A brief introduction to a person of substance.
My paternal grandmother was born in May of the year the Titanic was launched and sank. I say it that way because it’s how she used to say to me, and to my kids. She was never ashamed of growing old, but if you wanted to know how old she was, you might need to think a bit or look it up. To me, she was always an adult of indeterminate age, with mature confidence, a sense of wonder and childhood, and the energy of young adulthood remaining vivid within her until her final years.
Regina McChesney was her name for the greater portion of her lifetime. Herman McChesney, her second husband, was my step-grandfather. Somehow, that never really occurred to me until I was in my early teens, though I was always aware of my father’s father having been someone else. In his own ways, Herman was as special as she, but this is not his story.
This is really not her story either. It will be small pieces of the parts of my story in which she played a featured role as one of the two most loved and trusted people in my life. Her part was far too important for me to be able to offer more than a few small snapshots of the influence she had on my character.
Born Regina -with hard g, as in the word go; “Reh-gee-nuh”- Simmer, she married young and had given birth to two boys before age twenty.
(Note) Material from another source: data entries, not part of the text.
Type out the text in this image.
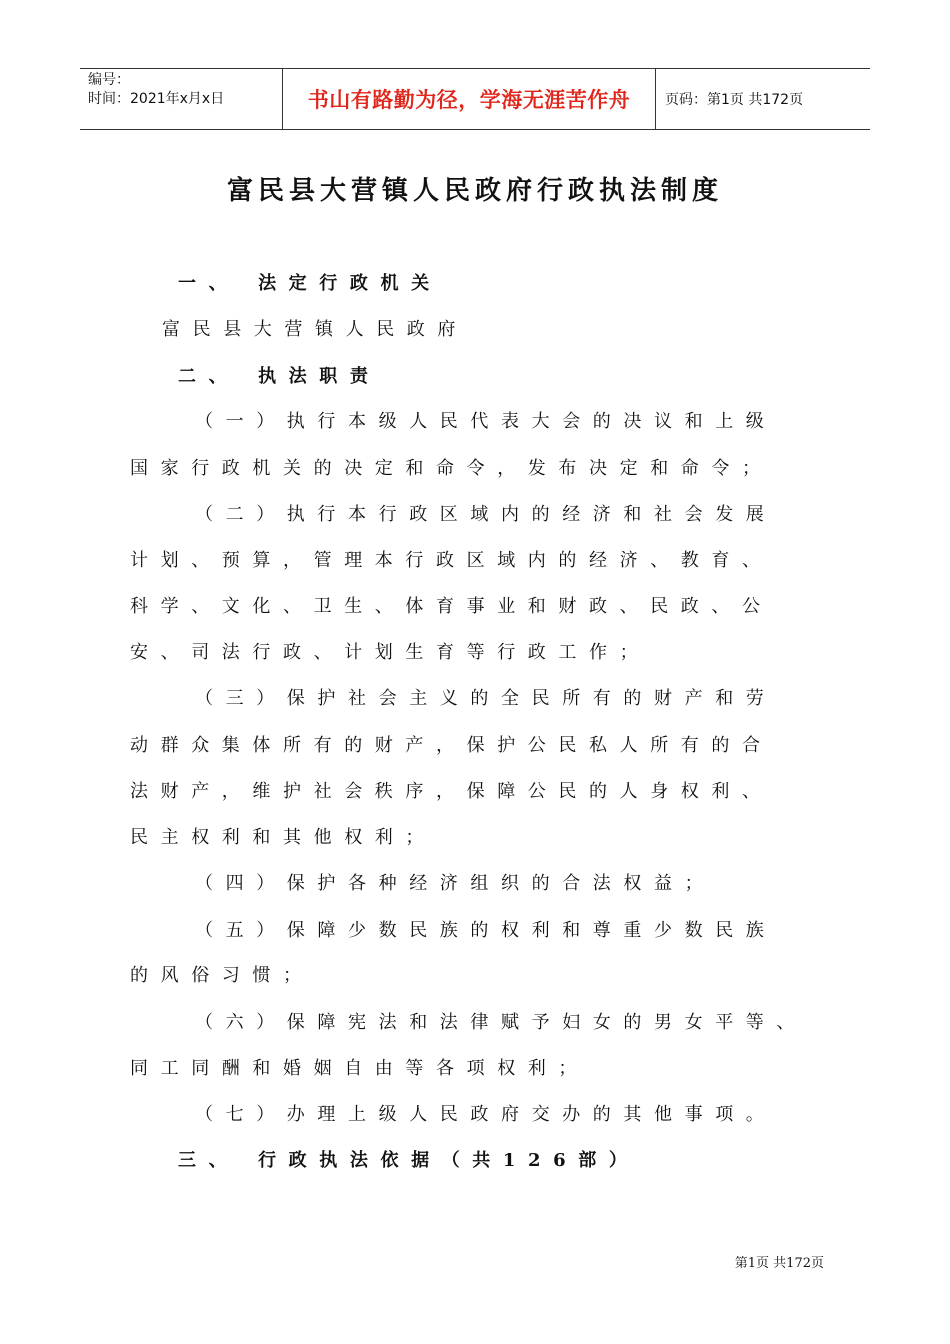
编号：
时间：2021年x月x日	书山有路勤为径，学海无涯苦作舟	页码：第1页 共172页
富民县大营镇人民政府行政执法制度
一、 法定行政机关
富民县大营镇人民政府
二、 执法职责
（一）执行本级人民代表大会的决议和上级
国家行政机关的决定和命令，发布决定和命令；
（二）执行本行政区域内的经济和社会发展
计划、预算，管理本行政区域内的经济、教育、
科学、文化、卫生、体育事业和财政、民政、公
安、司法行政、计划生育等行政工作；
（三）保护社会主义的全民所有的财产和劳
动群众集体所有的财产，保护公民私人所有的合
法财产，维护社会秩序，保障公民的人身权利、
民主权利和其他权利；
（四）保护各种经济组织的合法权益；
（五）保障少数民族的权利和尊重少数民族
的风俗习惯；
（六）保障宪法和法律赋予妇女的男女平等、
同工同酬和婚姻自由等各项权利；
（七）办理上级人民政府交办的其他事项。
三、 行政执法依据（共126部）
第1页 共172页
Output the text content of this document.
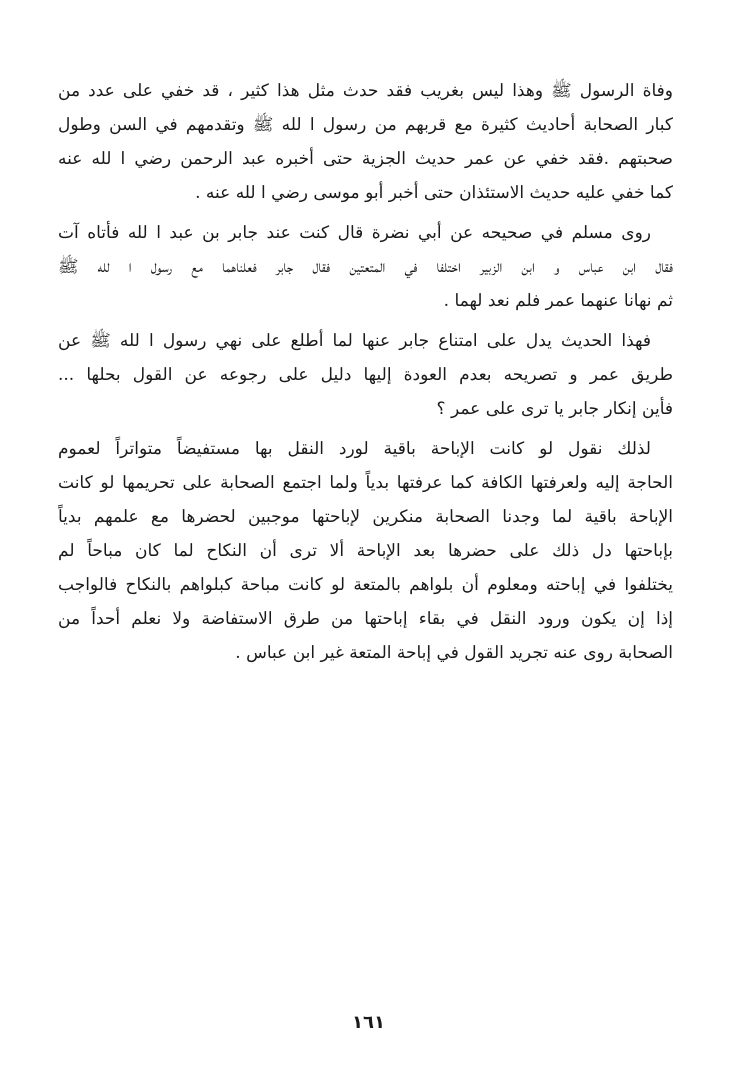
وفاة الرسول ﷺ وهذا ليس بغريب فقد حدث مثل هذا كثير ، قد خفي على عدد من
كبار الصحابة أحاديث كثيرة مع قربهم من رسول ا لله ﷺ وتقدمهم في السن وطول
صحبتهم .فقد خفي عن عمر حديث الجزية حتى أخبره عبد الرحمن رضي ا لله عنه
كما خفي عليه حديث الاستئذان حتى أخبر أبو موسى رضي ا لله عنه .
روى مسلم في صحيحه عن أبي نضرة قال كنت عند جابر بن عبد ا لله فأتاه آت
فقال ابن عباس و ابن الزبير اختلفا في المتعتين فقال جابر فعلناهما مع رسول ا لله ﷺ
ثم نهانا عنهما عمر فلم نعد لهما .
فهذا الحديث يدل على امتناع جابر عنها لما أطلع على نهي رسول ا لله ﷺ عن
طريق عمر و تصريحه بعدم العودة إليها دليل على رجوعه عن القول بحلها ...
فأين إنكار جابر يا ترى على عمر ؟
لذلك نقول لو كانت الإباحة باقية لورد النقل بها مستفيضاً متواتراً لعموم
الحاجة إليه ولعرفتها الكافة كما عرفتها بدياً ولما اجتمع الصحابة على تحريمها لو كانت
الإباحة باقية لما وجدنا الصحابة منكرين لإباحتها موجبين لحضرها مع علمهم بدياً
بإباحتها دل ذلك على حضرها بعد الإباحة ألا ترى أن النكاح لما كان مباحاً لم
يختلفوا في إباحته ومعلوم أن بلواهم بالمتعة لو كانت مباحة كبلواهم بالنكاح فالواجب
إذا إن يكون ورود النقل في بقاء إباحتها من طرق الاستفاضة ولا نعلم أحداً من
الصحابة روى عنه تجريد القول في إباحة المتعة غير ابن عباس .
١٦١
She was divorced before age thirty. She and Herman married around the year nineteen forty.
They built the home that I knew as Grandma’s House on land that her father sold to them, in nineteen fifty-two. The house was on a small hill set back from the shore of Ottertail Lake and over-looked a county highway on the other side. They didn’t own lakeshore, but had access to put in a dock and lift for their small boat. It was a small house, roughly L-shaped, with two bedrooms, one bathroom, living room and kitchen. There was a wide hall that functioned as entryway, laundry, and furnace room. They designed and built it themselves, with the help of relatives, of course. In its earliest incarnation, the house was a small cabin that consisted of what later were the two bedrooms and the bathroom.
There was a small dirt road, one lane and perhaps a total of seven hundred feet long, that left the highway three houses south of theirs. It looped around between the four houses on that stretch of highway and the cabins on the lakeshore, and back to the highway north of their yard. Grandma and Grandpa owned two of the lots between the dirt road and the highway. On one of the lots, they had built a small, warm-weather guest house. It had two medium-large rooms and a bathroom. One of the rooms had only screens for the three outside walls -with canvas covers that could be rolled down in wet weather.